When you are connecting a Windows Phone device to an Exchange server using ActiveSync for the first time you may encounter the following error:
There is a problem with the certificate for mail.exchangeserverpro.net. Contact a support person or your service provider.
Error code: 80072F0D
This error can occur when the root certificate authority that generated the SSL certificate being used by the Exchange server is not trusted by the Windows Phone device.
This will commonly occur with Exchange servers that are still configured to use a self-signed certificate, or that have a certificate issued from a private CA.
There are a basically two ways to resolve this issue.
Install an SSL Certificate from a Trusted Certificate Authority
If you install an SSL certificate from a certificate authority that is already trusted by the Windows Phone device you will avoid this error when you’re configuring the device for ActiveSync. You’ll also avoid certificate related errors for other service such as Outlook Web App and AutoDiscover.

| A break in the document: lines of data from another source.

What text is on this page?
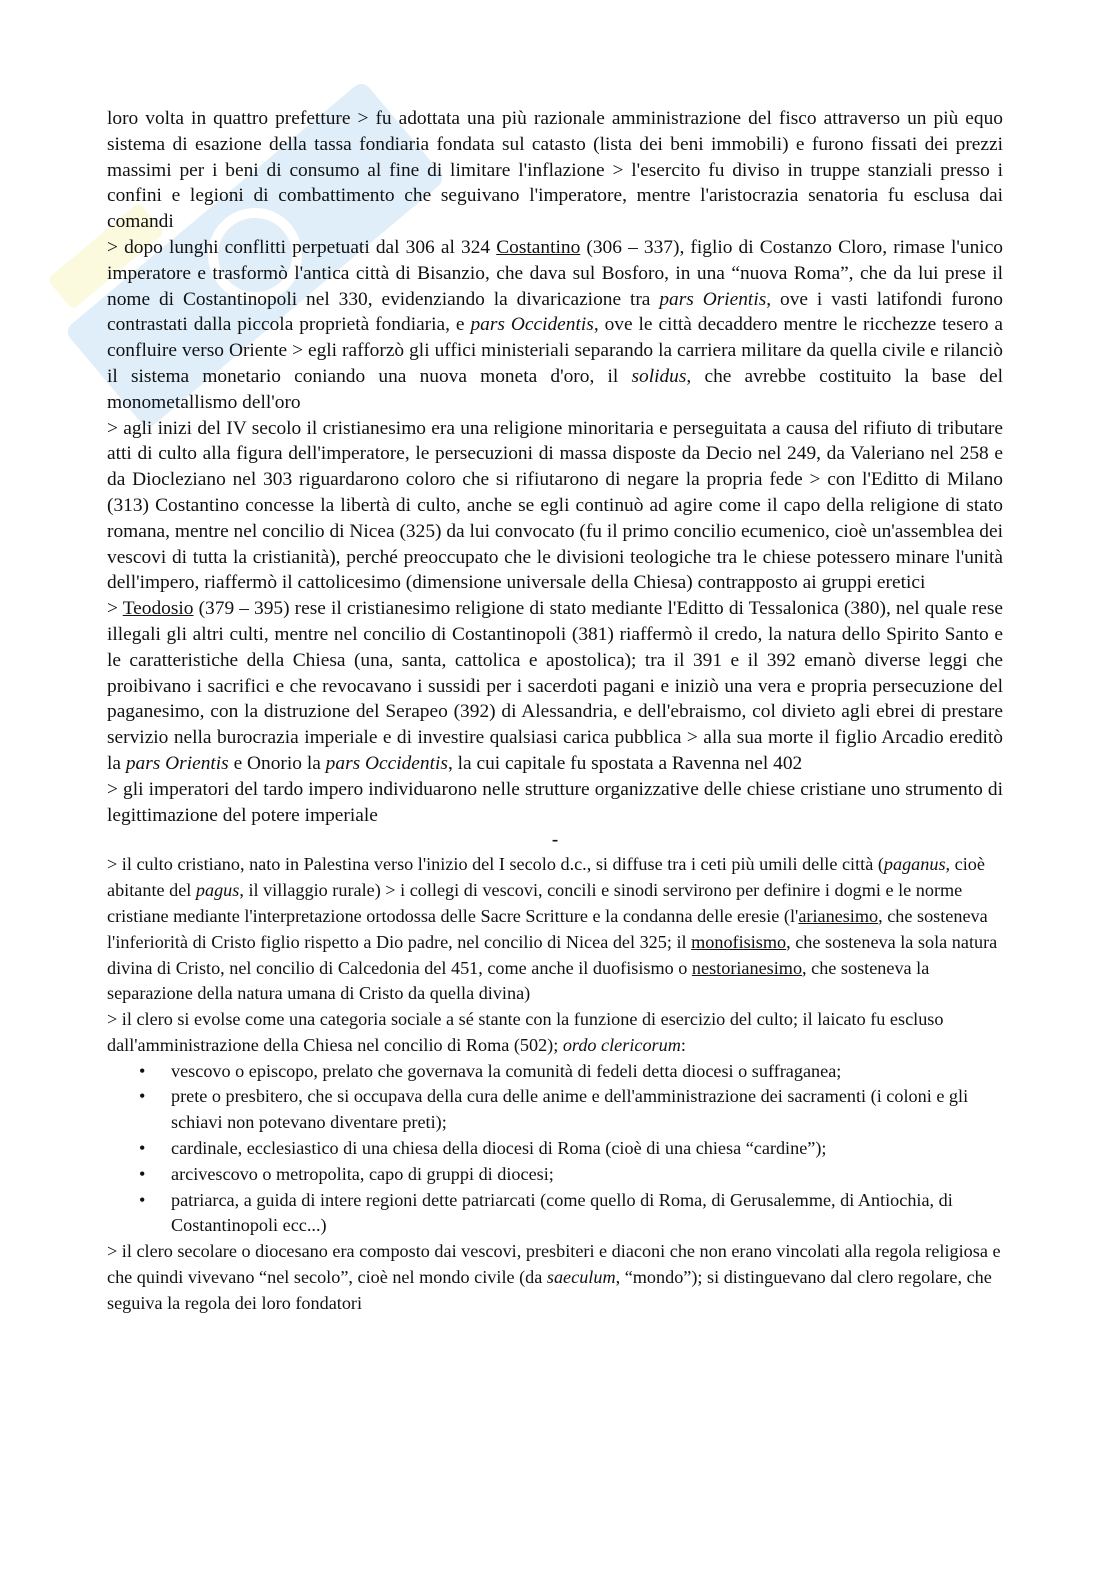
loro volta in quattro prefetture > fu adottata una più razionale amministrazione del fisco attraverso un più equo sistema di esazione della tassa fondiaria fondata sul catasto (lista dei beni immobili) e furono fissati dei prezzi massimi per i beni di consumo al fine di limitare l'inflazione > l'esercito fu diviso in truppe stanziali presso i confini e legioni di combattimento che seguivano l'imperatore, mentre l'aristocrazia senatoria fu esclusa dai comandi

> dopo lunghi conflitti perpetuati dal 306 al 324 Costantino (306 – 337), figlio di Costanzo Cloro, rimase l'unico imperatore e trasformò l'antica città di Bisanzio, che dava sul Bosforo, in una “nuova Roma”, che da lui prese il nome di Costantinopoli nel 330, evidenziando la divaricazione tra pars Orientis, ove i vasti latifondi furono contrastati dalla piccola proprietà fondiaria, e pars Occidentis, ove le città decaddero mentre le ricchezze tesero a confluire verso Oriente > egli rafforzò gli uffici ministeriali separando la carriera militare da quella civile e rilanciò il sistema monetario coniando una nuova moneta d'oro, il solidus, che avrebbe costituito la base del monometallismo dell'oro

> agli inizi del IV secolo il cristianesimo era una religione minoritaria e perseguitata a causa del rifiuto di tributare atti di culto alla figura dell'imperatore, le persecuzioni di massa disposte da Decio nel 249, da Valeriano nel 258 e da Diocleziano nel 303 riguardarono coloro che si rifiutarono di negare la propria fede > con l'Editto di Milano (313) Costantino concesse la libertà di culto, anche se egli continuò ad agire come il capo della religione di stato romana, mentre nel concilio di Nicea (325) da lui convocato (fu il primo concilio ecumenico, cioè un'assemblea dei vescovi di tutta la cristianità), perché preoccupato che le divisioni teologiche tra le chiese potessero minare l'unità dell'impero, riaffermò il cattolicesimo (dimensione universale della Chiesa) contrapposto ai gruppi eretici

> Teodosio (379 – 395) rese il cristianesimo religione di stato mediante l'Editto di Tessalonica (380), nel quale rese illegali gli altri culti, mentre nel concilio di Costantinopoli (381) riaffermò il credo, la natura dello Spirito Santo e le caratteristiche della Chiesa (una, santa, cattolica e apostolica); tra il 391 e il 392 emanò diverse leggi che proibivano i sacrifici e che revocavano i sussidi per i sacerdoti pagani e iniziò una vera e propria persecuzione del paganesimo, con la distruzione del Serapeo (392) di Alessandria, e dell'ebraismo, col divieto agli ebrei di prestare servizio nella burocrazia imperiale e di investire qualsiasi carica pubblica > alla sua morte il figlio Arcadio ereditò la pars Orientis e Onorio la pars Occidentis, la cui capitale fu spostata a Ravenna nel 402

> gli imperatori del tardo impero individuarono nelle strutture organizzative delle chiese cristiane uno strumento di legittimazione del potere imperiale

-

> il culto cristiano, nato in Palestina verso l'inizio del I secolo d.c., si diffuse tra i ceti più umili delle città (paganus, cioè abitante del pagus, il villaggio rurale) > i collegi di vescovi, concili e sinodi servirono per definire i dogmi e le norme cristiane mediante l'interpretazione ortodossa delle Sacre Scritture e la condanna delle eresie (l'arianesimo, che sosteneva l'inferiorità di Cristo figlio rispetto a Dio padre, nel concilio di Nicea del 325; il monofisismo, che sosteneva la sola natura divina di Cristo, nel concilio di Calcedonia del 451, come anche il duofisismo o nestorianesimo, che sosteneva la separazione della natura umana di Cristo da quella divina)

> il clero si evolse come una categoria sociale a sé stante con la funzione di esercizio del culto; il laicato fu escluso dall'amministrazione della Chiesa nel concilio di Roma (502); ordo clericorum:

• vescovo o episcopo, prelato che governava la comunità di fedeli detta diocesi o suffraganea;
• prete o presbitero, che si occupava della cura delle anime e dell'amministrazione dei sacramenti (i coloni e gli schiavi non potevano diventare preti);
• cardinale, ecclesiastico di una chiesa della diocesi di Roma (cioè di una chiesa “cardine”);
• arcivescovo o metropolita, capo di gruppi di diocesi;
• patriarca, a guida di intere regioni dette patriarcati (come quello di Roma, di Gerusalemme, di Antiochia, di Costantinopoli ecc...)

> il clero secolare o diocesano era composto dai vescovi, presbiteri e diaconi che non erano vincolati alla regola religiosa e che quindi vivevano “nel secolo”, cioè nel mondo civile (da saeculum, “mondo”); si distinguevano dal clero regolare, che seguiva la regola dei loro fondatori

I generally go with Digicert for Exchange SSL certificates, however you can choose another provider if you wish. Microsoft has published this list of certificate authorities that are trusted by Windows Phone (PDF).
Install the Root Certificate on the Windows Phone Device
If you can’t, or won’t, acquire an SSL certificate from a trusted CA then you can also install the root certificate onto your Windows Phone device so that SSL certificates from that CA will work.
This is fine for test lab or training scenarios but I do not recommend it for production environments.
If you’ve used a private CA to issue your certificate you can download the root certificate from the web enrolment page on the CA.
Download the CA certificate in DER format to your computer.
Next you need to get the certificate onto the Windows Phone device. You can do this in two ways:
- Host the certificate file on a website and browse to the URL from the Windows Phone device
- Email the certificate file to a service such as Gmail or Hotmail and download it to the Windows Phone device
You can either access the email service via it’s web interface, or set it up in the Windows Phone Outlook client to download the email to the device.
When you open the certificate file from the web server or email the device should prompt you to install it.
After the root certificate is installed you should be able to successfully connect to the Exchange server using ActiveSync without any SSL errors.